I took Friday afternoon off work but I could not muster the will to leave my home office. "You picked a gorgeous day for it!" a colleague replied to my PTO notification. I told myself I'd go for a walk but I was so tired.

 

The dream I had before waking that morning had left me sad and exhausted. I was lost in Manhattan, determined to show up for my first day at a job as a nurse at a hospital. Only, I wasn't trained as a nurse, just didn't want to let anyone down. In the dull logic of dreams, pretending to be a nurse was a hero's journey. But in the dream it was getting dark and I was walking in circles, alone.

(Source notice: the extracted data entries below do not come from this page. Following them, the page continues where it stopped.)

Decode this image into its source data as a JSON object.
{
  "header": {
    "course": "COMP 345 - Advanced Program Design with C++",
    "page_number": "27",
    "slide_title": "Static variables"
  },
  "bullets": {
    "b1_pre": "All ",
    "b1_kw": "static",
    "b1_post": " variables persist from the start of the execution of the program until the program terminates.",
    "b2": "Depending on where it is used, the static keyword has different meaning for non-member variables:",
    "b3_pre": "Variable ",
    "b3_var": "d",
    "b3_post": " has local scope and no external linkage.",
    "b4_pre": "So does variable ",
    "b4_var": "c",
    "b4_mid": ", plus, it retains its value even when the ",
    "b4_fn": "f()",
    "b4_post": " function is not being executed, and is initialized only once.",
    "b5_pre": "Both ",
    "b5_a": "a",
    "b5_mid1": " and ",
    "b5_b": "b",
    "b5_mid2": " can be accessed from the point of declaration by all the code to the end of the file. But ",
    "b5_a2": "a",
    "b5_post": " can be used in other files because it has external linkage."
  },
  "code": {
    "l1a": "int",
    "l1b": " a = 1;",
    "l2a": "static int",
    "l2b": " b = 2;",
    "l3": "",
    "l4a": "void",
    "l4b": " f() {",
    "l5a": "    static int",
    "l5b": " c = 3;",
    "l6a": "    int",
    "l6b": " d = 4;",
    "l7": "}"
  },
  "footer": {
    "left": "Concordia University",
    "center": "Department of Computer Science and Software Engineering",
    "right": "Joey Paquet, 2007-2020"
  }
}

Not knowing where I worked, not knowing where I lived.

 

Maybe that's why I was reluctant to take a walk, even though in real life I live in a leafy midwestern suburb and my walk is to and around a nature center, barely a mile away.

 

After Friday's malaise, Saturday morning dawned warm and sunny.  I told myself to get out for a walk sooner rather than later. Plus my friend Cindie, coping with her own grief amid Covid, had posted an inspiring idea: "Name the superhero you already are. Then forge your bond."

 

I was feeling lost and sad and not at all like a superhero, so this idea seemed like a start.

 

These days, when I'm grasping for something to love about myself, I think of The Cookie Garden—all the joy it's brought to people. To me, the most meaningful thing about being a children's book author is knowing I helped create moments with children and their parents or grandparents or teachers. I hadn't anticipated the enduring gratification of hearing from a friend or a stranger that it's one of their child's favorite books.

 

With this thought as encouragement, I left for my walk. A few houses down the road, I saw a family, a little boy and his father walking ahead, with a mother and another child walking a few feet behind. The boy was talking and laughing, rushing ahead to check out a stick. I smiled and said hello. But in my mind I yelled out, "I wrote a children's book!" and wished I'd tucked a couple copies under my arm, to give away to families such as this one, a balm to help in these troubling times.

 

It became a game, me mentally telling people who I was. Near the school playground I passed three girls who were a few years past The Cookie Garden, greeting me with smiles and hellos. On the pathway to the nature center a woman wearing a LOVE PRIDE t-shirt rode by, towing a toddler in a wagon with another child on his own bike, every one of them wearing helmets. God, I loved this family but they are too cool for me and my little book.

 

By then I was feeling a little less needy, starting to think about my superhero name. Maybe Zelda something or Dorothy as in Dorothy Parker or from The Wizard of Oz.

 

When I reached the crosswalk into the park, there were three young men, each on his cell phone, standing in the way of me crossing while maintaining social distancing. The place wasn't crowded so I crossed a few feet farther up. To the left on the lawn, two moms sat on opposite sides of a large blanket while their kids romped around. To the right was a parking lot, and a swirl of detritus caught my eye, dead leaves rising up.

 

"Look, kids, it's a leaf tornado," one of the moms said. I stopped in its path as it approached and looked up into the pure blue sky with cotton-ball clouds as the leaf bits whirled around me, one small piece literally catching my eye.

 

If I had taken the walk the day before, I might not have taken it that morning. If I hadn't allowed myself my sadness and fatigue, I would have still felt sad and fatigued. If those boys hadn't blocked my socially distant path, I might have missed this baptism.

 

Leaf tornados are new to me. Just last week Keith pointed one out in the rearview mirror, as we picked up takeout in our now-quiet little town. The opening of space has allowed this natural phenomenon the room to play out, the last dance of the dead before it settles back into the earth for regrowth into something else.

 

Maybe my superhero name is Dorothy Leaf Tornado.